10. If no evidence arrives before the pending deadline, the current warning escalation behavior remains.
## Configuration
Add runtime settings with conservative defaults:
```toml
[runtime]
trajectory_enabled = true
trajectory_window_seconds = 8
trajectory_sample_interval_seconds = 1.0
trajectory_min_points = 3
trajectory_min_confidence = 0.72
trajectory_motion_delta = 20.0
trajectory_min_blob_area = 12
trajectory_max_blob_area_fraction = 0.35
trajectory_trash_entry_margin = 0.04
trajectory_backend = "motion"
yolo_enabled = false
yolo_model_path = ""
yolo_min_confidence = 0.65
```
`yolo_enabled = false` is the only valid first implementation mode. The config keys are included so deployment files and UI can evolve without changing the observation contract.
`trajectory_sample_interval_seconds` applies only while at least one trajectory candidate is active. Normal monitoring keeps using the existing `sample_interval_seconds`.
## Diagnostics
Append trajectory diagnostics to each runtime diagnostics row:
```json
{
"trajectory": {
"active_candidates": ["1"],
"emitted_evidence": [
{
"source_zone_id": "1",
"confidence": 0.86,
"method": "motion"
}
],
"expired_candidates": [],
"rejected_candidates": [
{
"source_zone_id": "4",
"reason": "target_not_reached"
}
]
}
}
```
Diagnostics should explain why a candidate was accepted, expired, or rejected. This is required for tuning the live camera.
## Error Handling
- If tracking cannot run because there is no previous frame, no evidence is emitted.

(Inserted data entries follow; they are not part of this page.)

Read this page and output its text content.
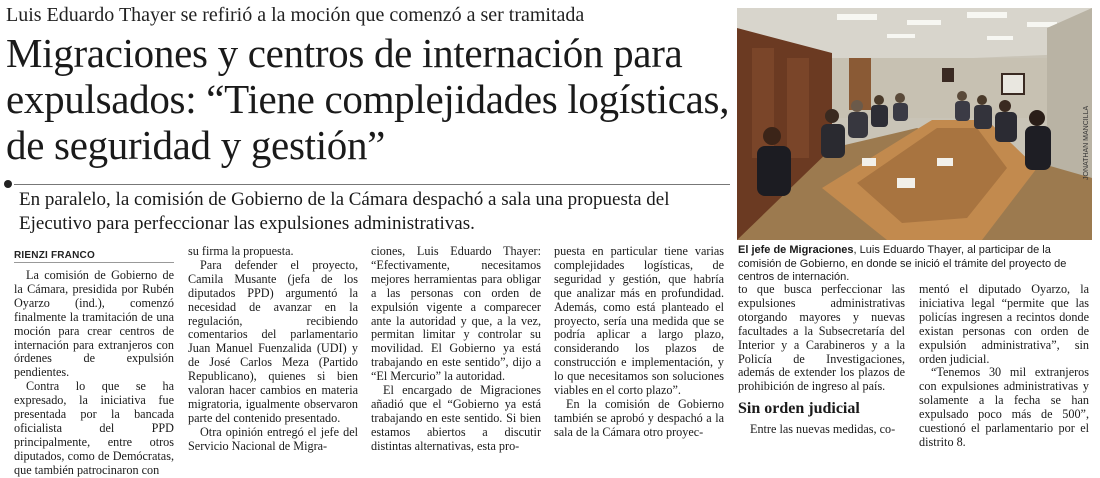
Luis Eduardo Thayer se refirió a la moción que comenzó a ser tramitada
Migraciones y centros de internación para expulsados: “Tiene complejidades logísticas, de seguridad y gestión”
En paralelo, la comisión de Gobierno de la Cámara despachó a sala una propuesta del Ejecutivo para perfeccionar las expulsiones administrativas.
RIENZI FRANCO

La comisión de Gobierno de la Cámara, presidida por Rubén Oyarzo (ind.), comenzó finalmente la tramitación de una moción para crear centros de internación para extranjeros con órdenes de expulsión pendientes.

Contra lo que se ha expresado, la iniciativa fue presentada por la bancada oficialista del PPD principalmente, entre otros diputados, como de Demócratas, que también patrocinaron con

su firma la propuesta.

Para defender el proyecto, Camila Musante (jefa de los diputados PPD) argumentó la necesidad de avanzar en la regulación, recibiendo comentarios del parlamentario Juan Manuel Fuenzalida (UDI) y de José Carlos Meza (Partido Republicano), quienes si bien valoran hacer cambios en materia migratoria, igualmente observaron parte del contenido presentado.

Otra opinión entregó el jefe del Servicio Nacional de Migra-

ciones, Luis Eduardo Thayer: “Efectivamente, necesitamos mejores herramientas para obligar a las personas con orden de expulsión vigente a comparecer ante la autoridad y que, a la vez, permitan limitar y controlar su movilidad. El Gobierno ya está trabajando en este sentido”, dijo a “El Mercurio” la autoridad.

El encargado de Migraciones añadió que el “Gobierno ya está trabajando en este sentido. Si bien estamos abiertos a discutir distintas alternativas, esta pro-

puesta en particular tiene varias complejidades logísticas, de seguridad y gestión, que habría que analizar más en profundidad. Además, como está planteado el proyecto, sería una medida que se podría aplicar a largo plazo, considerando los plazos de construcción e implementación, y lo que necesitamos son soluciones viables en el corto plazo”.

En la comisión de Gobierno también se aprobó y despachó a la sala de la Cámara otro proyec-

to que busca perfeccionar las expulsiones administrativas otorgando mayores y nuevas facultades a la Subsecretaría del Interior y a Carabineros y a la Policía de Investigaciones, además de extender los plazos de prohibición de ingreso al país.

Sin orden judicial

Entre las nuevas medidas, co-

mentó el diputado Oyarzo, la iniciativa legal “permite que las policías ingresen a recintos donde existan personas con orden de expulsión administrativa”, sin orden judicial.

“Tenemos 30 mil extranjeros con expulsiones administrativas y solamente a la fecha se han expulsado poco más de 500”, cuestionó el parlamentario por el distrito 8.

JONATHAN MANCILLA
El jefe de Migraciones, Luis Eduardo Thayer, al participar de la comisión de Gobierno, en donde se inició el trámite del proyecto de centros de internación.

- If trash ROI is not configured, trajectory evidence is disabled and current generic behavior remains.
- If faster sampling cannot keep up with RTSP capture time, runtime should continue at the achievable rate and record capture timing in diagnostics.
- If multiple zones become empty at once, keep independent candidates. A track can confirm only one source zone unless future YOLO tracking explicitly supports multiple objects.
- If evidence confidence is below threshold, do not close pending disposal.
- If YOLO is enabled later but the model fails to load, runtime should fall back to motion-only tracking and record a diagnostic error.
## Testing Strategy
Unit tests:
- `Observation.from_dict()` accepts and normalizes `disposal_evidence`.
- Engine discards a pending batch from the matching source zone when evidence arrives.
- Engine does not discard zone 1 when evidence says source zone 4.
- Same-observation zone removal plus disposal evidence closes the newly pending batch.
- Generic `trash_deposit_count` still works as fallback.
- Low-confidence evidence is ignored.
Vision tests:
- Motion track from zone polygon to trash ROI emits evidence.
- Motion that starts away from the source zone is rejected.
- Motion that never reaches trash ROI is rejected.
- One-frame reflection flash is rejected.
- Multiple active candidates do not cross-close each other.
Runtime tests:
- Diagnostics include trajectory status.
- Config defaults load with trajectory enabled and YOLO disabled.
- Existing tests for zone occupancy, trash motion, restore state, API summary, and web zone rendering keep passing.
## Rollout Plan
1. Implement the data contract and engine evidence handling behind config.
2. Add motion trajectory backend and diagnostics.
3. Keep generic trash motion fallback enabled during rollout.
4. Deploy to the remote runtime and observe diagnostics for zones 1, 2, 4, 5, 6, and trash ROI.
5. Tune thresholds from live diagnostics.
6. Later, add YOLO backend as a separate implementation that feeds the same evidence contract.
## Acceptance Criteria
- Removing an alarmed item from zone 1 and moving it visibly to the trash mouth closes zone 1, not another zone.
- Removing alarmed items from multiple zones close together does not rely on FIFO when trajectory evidence identifies the source zone.
- Motion inside trash ROI alone does not confirm disposal if no source-zone trajectory exists.
- Reflection-only changes do not emit disposal evidence.
- The runtime works without YOLO dependencies installed.
- The future YOLO path can be added by implementing the reserved backend without changing `BatchEngine` event semantics.